By Seth Engel, Senior Product Marketing Manager, Docusign

I recently had the opportunity to speak to a room full of public servants at the public sector session of Docusign Momentum ‘19, our annual customer conference. I asked the following question: “How many of you like spending your days filling out a lot of administrative forms?” Not a single hand went up.

Public servants, it turns out, hate paperwork as much as the public does because it gets them away from the reason they went into public service in the first place­­—serving people.

The citizen experience is more important today than ever before because today’s public really expects more. We all do. Smart phones have been around for over a decade. We use them to order all kinds of services we need 24 hours a day, without regard to nine-to-five office hours. We all expect more from all kinds of service providers and government is no exception.

To put a fine point on it, a survey by Accenture of 3,000 citizens who had recently interacted with state and local government found that the public expects the same or higher quality digital services from government as they do from commercial service providers. Yet the same survey found that 4 in 10 citizens are still not satisfied with the government’s digital tools.

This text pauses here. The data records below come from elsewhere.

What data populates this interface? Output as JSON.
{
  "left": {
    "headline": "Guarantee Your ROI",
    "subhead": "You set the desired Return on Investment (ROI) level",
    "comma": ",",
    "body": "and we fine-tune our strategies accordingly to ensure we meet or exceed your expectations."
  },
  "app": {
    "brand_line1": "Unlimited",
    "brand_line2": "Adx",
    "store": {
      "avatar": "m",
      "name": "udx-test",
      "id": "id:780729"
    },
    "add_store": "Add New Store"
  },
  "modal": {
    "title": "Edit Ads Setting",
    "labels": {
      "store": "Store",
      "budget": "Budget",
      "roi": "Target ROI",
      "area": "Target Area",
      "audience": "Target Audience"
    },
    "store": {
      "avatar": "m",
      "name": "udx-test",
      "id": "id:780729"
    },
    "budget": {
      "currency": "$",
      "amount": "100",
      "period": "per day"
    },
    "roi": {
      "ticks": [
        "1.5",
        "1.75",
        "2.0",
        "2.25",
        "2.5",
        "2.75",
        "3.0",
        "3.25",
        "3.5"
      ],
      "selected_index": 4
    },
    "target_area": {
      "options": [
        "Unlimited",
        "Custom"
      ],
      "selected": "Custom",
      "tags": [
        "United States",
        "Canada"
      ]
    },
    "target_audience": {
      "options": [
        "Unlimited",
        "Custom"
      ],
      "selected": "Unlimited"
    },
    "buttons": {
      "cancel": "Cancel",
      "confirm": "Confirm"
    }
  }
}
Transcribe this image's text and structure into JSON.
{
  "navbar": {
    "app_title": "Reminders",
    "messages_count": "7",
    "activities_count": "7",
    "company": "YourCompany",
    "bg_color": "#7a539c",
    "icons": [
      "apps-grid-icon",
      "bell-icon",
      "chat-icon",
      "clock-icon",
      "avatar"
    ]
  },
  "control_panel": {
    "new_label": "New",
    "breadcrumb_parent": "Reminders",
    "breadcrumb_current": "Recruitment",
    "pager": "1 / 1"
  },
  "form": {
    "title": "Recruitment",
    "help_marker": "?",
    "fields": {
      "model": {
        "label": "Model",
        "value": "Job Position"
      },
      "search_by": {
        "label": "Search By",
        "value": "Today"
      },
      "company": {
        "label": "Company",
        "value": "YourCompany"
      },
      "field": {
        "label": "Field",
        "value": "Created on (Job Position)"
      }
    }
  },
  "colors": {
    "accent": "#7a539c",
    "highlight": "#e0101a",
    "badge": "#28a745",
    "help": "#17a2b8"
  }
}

So where should government begin to improve the citizen experience? Start with the forms. Forms are where the rubber hits the road for the billions of interactions every year between citizens and their government. From filling out tax returns to applying for a driver’s license to starting a business, the citizen experience runs thru forms.

There is a lot of value in starting with forms. The federal government alone spends over $38 billion dollars a year managing public facing paperwork. A lot of that cost is managing billions of submissions of the 23,000 forms across the government. Many of these forms are paper only. A lot of it is also PDFs, which still need to be manually entered on the back end and are not accessible.

Resist the urge to copy/paste a paper process into a digital one. Take some time on the front end to map out your current processes, including all the information you are asking the public to complete, how they get that information, and whether that information is necessary to collect or you can get it in some other (hopefully automated) way. For particularly complicated forms, think about putting them in a guided interview-style format (think Turbotax) where people only answer the questions that apply to them. Agencies that take the time to map their processes first generate the insights that reduce complexity for the public and for themselves in the long run.

So there you have it: Start with forms. Map out your processes first and reduce complexity with guided forms. Your citizens will thank you for it and you’ll realize benefits more quickly than waiting for a central IT project to materialize.